Excercise ROM:
Your lats pull on your upper arm, the humerus. If you have a shoulder-width grip, during a pull-up, your upper arm travels from pointing roughly straight up, to pointing roughly straight down, a full 180 deg.
Whereas if you have a wide grip, your upper arm is not pointing straight up in the hang phase, its probably somewhere more around 30 deg short of vertical, so your upper arm is traveling only about 150 deg to point straight down at the top of the lift.
So wide grip does not have the same range of motion for your lats as shoulder width. However, it does decrease the leverage of the biceps and the lats, so you are making the lats work harder. Another thing it does is force you to keep your elbows out to the side more during the pull-up, instead of coming in front of you. Those things combine to make a BW pull-up harder on the lats. Of course you could instead do a regular shoulder-width pull-up and just add mroe weight instead.

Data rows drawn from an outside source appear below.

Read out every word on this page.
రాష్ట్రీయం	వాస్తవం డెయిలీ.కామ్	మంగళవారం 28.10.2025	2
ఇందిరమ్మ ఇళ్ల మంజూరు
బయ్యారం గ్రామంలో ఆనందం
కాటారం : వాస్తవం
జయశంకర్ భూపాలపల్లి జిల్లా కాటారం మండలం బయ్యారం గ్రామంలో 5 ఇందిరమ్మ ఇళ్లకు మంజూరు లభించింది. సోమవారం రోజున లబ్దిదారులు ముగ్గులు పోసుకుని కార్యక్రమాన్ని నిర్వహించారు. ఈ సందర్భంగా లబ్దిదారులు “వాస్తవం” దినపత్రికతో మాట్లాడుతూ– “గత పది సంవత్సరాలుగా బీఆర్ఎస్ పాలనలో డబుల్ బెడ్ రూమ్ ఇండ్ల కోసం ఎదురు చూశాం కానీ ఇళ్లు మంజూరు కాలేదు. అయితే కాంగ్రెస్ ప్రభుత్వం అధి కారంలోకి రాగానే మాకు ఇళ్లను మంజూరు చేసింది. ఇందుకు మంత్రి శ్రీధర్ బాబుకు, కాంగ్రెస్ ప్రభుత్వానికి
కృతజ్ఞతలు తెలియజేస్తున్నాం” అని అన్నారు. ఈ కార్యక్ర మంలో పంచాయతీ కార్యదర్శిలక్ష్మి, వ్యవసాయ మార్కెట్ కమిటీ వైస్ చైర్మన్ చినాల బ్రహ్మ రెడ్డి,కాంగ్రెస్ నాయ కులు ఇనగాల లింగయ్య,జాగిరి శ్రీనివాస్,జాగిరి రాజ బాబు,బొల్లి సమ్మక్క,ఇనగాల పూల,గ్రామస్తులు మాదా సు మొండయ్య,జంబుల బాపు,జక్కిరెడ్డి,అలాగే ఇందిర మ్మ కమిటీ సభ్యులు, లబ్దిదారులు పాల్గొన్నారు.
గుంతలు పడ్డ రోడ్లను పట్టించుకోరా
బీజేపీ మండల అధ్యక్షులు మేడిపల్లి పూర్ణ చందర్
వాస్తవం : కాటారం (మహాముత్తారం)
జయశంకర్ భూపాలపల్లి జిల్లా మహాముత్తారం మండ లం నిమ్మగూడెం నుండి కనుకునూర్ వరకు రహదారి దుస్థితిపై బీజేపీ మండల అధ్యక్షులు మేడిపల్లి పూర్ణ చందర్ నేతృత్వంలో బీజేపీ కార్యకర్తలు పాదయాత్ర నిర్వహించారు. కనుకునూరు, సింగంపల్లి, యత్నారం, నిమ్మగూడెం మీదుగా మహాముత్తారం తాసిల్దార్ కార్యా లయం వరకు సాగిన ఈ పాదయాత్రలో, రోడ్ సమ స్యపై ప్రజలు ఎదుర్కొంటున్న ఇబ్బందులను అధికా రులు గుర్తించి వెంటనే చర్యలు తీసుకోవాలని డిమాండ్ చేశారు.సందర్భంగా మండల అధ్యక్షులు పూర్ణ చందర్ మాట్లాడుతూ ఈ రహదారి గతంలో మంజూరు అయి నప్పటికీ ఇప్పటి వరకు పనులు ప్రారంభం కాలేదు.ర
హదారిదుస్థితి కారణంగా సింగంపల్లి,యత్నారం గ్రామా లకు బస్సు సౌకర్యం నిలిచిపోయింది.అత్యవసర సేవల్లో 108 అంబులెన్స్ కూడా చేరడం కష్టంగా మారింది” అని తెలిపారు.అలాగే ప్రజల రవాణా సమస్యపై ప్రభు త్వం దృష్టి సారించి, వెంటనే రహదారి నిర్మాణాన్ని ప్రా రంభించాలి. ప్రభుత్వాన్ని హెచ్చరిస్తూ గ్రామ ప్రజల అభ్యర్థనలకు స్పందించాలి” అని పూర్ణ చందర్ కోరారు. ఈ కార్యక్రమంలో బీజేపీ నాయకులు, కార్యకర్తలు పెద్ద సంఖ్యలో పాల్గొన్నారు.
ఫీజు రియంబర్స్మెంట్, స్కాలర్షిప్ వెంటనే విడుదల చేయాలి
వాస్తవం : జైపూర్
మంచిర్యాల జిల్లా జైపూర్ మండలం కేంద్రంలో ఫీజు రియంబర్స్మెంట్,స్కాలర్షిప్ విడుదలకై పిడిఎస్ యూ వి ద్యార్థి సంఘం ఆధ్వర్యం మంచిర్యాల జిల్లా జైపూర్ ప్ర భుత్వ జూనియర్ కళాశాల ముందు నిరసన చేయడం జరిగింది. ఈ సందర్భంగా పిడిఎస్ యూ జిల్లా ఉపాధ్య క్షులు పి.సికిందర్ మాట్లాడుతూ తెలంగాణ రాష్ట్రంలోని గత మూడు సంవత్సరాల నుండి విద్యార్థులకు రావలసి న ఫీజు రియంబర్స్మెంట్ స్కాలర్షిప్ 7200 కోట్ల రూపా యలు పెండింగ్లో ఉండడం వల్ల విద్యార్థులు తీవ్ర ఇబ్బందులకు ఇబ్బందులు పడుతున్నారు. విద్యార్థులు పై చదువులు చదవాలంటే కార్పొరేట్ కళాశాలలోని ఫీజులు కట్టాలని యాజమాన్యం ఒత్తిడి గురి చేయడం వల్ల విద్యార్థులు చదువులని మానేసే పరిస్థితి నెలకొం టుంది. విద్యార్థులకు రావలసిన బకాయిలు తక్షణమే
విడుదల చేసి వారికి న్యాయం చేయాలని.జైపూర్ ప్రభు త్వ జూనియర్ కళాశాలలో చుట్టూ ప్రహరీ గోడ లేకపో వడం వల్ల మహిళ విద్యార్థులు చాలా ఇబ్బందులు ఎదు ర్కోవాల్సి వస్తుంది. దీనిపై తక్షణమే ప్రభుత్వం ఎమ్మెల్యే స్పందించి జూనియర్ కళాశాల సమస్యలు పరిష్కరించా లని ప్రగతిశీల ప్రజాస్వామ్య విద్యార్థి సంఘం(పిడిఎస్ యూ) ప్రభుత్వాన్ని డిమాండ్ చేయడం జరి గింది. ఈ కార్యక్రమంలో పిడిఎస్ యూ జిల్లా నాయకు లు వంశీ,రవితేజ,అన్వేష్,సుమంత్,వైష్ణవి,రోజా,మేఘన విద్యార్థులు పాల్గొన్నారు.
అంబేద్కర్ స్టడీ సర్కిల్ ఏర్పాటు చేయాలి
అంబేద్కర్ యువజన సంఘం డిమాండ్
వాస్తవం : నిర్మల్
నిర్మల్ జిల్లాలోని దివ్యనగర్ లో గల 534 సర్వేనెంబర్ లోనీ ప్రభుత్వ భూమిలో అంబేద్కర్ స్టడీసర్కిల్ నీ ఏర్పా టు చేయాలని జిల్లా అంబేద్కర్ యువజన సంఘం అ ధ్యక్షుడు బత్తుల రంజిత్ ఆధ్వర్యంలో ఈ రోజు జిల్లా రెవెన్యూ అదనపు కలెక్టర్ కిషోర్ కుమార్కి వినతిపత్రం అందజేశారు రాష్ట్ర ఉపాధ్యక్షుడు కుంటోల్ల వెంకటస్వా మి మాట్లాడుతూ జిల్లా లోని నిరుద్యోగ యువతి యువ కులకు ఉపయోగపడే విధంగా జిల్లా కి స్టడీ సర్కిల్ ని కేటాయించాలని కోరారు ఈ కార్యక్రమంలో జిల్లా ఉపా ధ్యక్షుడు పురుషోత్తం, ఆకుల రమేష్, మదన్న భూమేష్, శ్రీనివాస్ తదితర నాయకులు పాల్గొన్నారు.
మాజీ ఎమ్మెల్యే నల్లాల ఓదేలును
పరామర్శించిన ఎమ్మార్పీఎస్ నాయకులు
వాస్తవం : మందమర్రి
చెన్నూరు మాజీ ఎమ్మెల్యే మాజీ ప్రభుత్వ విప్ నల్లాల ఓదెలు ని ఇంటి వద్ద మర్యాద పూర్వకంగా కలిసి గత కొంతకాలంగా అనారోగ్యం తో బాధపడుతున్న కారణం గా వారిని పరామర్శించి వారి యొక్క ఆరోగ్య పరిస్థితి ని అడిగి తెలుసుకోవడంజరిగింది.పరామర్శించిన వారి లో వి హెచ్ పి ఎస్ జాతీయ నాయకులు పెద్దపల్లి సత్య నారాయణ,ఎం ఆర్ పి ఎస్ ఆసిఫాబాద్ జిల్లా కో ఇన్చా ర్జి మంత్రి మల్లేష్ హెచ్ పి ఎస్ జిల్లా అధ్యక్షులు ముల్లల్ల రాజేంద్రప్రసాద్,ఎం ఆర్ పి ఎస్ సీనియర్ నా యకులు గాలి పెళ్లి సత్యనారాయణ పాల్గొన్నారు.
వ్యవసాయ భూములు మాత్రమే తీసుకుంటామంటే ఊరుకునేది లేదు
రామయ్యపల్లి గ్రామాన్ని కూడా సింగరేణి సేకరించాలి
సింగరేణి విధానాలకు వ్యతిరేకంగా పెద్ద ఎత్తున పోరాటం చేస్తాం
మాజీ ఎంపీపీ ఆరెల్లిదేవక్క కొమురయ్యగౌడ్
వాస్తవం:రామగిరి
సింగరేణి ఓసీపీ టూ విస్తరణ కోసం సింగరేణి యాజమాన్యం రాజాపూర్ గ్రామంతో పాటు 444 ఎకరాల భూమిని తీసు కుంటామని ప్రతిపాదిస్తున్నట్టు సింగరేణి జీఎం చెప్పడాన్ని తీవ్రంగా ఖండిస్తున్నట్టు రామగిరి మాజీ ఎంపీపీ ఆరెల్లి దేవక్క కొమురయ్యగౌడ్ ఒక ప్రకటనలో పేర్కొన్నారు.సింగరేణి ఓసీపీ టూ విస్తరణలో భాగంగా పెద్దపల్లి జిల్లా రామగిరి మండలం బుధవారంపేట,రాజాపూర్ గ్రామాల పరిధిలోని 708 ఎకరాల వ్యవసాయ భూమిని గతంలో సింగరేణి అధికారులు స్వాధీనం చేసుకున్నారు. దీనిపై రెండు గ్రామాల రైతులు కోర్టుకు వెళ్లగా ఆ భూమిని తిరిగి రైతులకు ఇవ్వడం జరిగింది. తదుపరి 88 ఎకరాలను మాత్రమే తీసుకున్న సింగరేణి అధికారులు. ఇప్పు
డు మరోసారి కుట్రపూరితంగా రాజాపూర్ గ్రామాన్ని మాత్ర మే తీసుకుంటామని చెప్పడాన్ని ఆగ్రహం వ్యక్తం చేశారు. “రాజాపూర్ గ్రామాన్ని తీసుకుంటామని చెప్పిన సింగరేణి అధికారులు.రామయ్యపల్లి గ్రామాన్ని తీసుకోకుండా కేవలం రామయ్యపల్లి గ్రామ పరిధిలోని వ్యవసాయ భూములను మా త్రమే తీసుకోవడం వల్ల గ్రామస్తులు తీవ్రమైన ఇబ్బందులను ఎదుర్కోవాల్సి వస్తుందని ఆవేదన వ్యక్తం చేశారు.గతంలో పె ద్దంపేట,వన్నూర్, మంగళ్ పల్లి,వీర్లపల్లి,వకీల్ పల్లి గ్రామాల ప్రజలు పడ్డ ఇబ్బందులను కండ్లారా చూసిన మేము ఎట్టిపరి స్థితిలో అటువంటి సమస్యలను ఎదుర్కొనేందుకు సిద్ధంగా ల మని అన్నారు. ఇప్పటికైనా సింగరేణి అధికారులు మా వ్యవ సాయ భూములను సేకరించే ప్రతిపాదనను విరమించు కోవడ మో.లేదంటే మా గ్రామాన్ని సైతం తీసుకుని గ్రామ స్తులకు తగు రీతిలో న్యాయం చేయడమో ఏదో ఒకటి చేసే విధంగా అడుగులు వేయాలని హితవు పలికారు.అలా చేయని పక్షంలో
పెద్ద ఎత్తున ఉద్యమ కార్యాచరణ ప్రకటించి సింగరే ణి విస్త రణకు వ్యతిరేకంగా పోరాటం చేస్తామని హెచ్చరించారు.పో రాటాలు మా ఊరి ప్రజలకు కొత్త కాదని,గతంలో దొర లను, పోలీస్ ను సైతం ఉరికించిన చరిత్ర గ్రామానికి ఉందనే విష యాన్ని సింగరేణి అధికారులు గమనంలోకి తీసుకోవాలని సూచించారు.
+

Essentially, using a wide grip pull-up to target your lats is sort of like using a quarter squat to target your quads: you’re able to load up more on the weight the muscle is lifting and the muscle is working a lot harder, but through a decreased range of motion.
Rotator cuff health and ROM:
Think of your rotator cuff like a cup around the top of the humerus, facing forward and slightly down. If you raise the arm to far above the head or out to the side, your upper arm is reaching the edges of the cup. The way your body allows more range of motion is by pulling the shoulder blade down and in, sort of opening the rotator cuff up and out, to allow for your arm to travel further up and back.
So wide grip and BTN pull-ups just require you to pull your shoulder blades in and down to open up the rotator cuff “cup” and allow your arm to go out wider. I think they both give you a bit of work in the upper middle of your back because your Rhomboids probably are working to pull your shoulder blades in and open up your rotator cuff for more upper arm ROM.
While this extreme stretching of the rotator cuff is probably fine for people with a healthy cuff, it might cause problems if you’ve got any rotator cuff issues.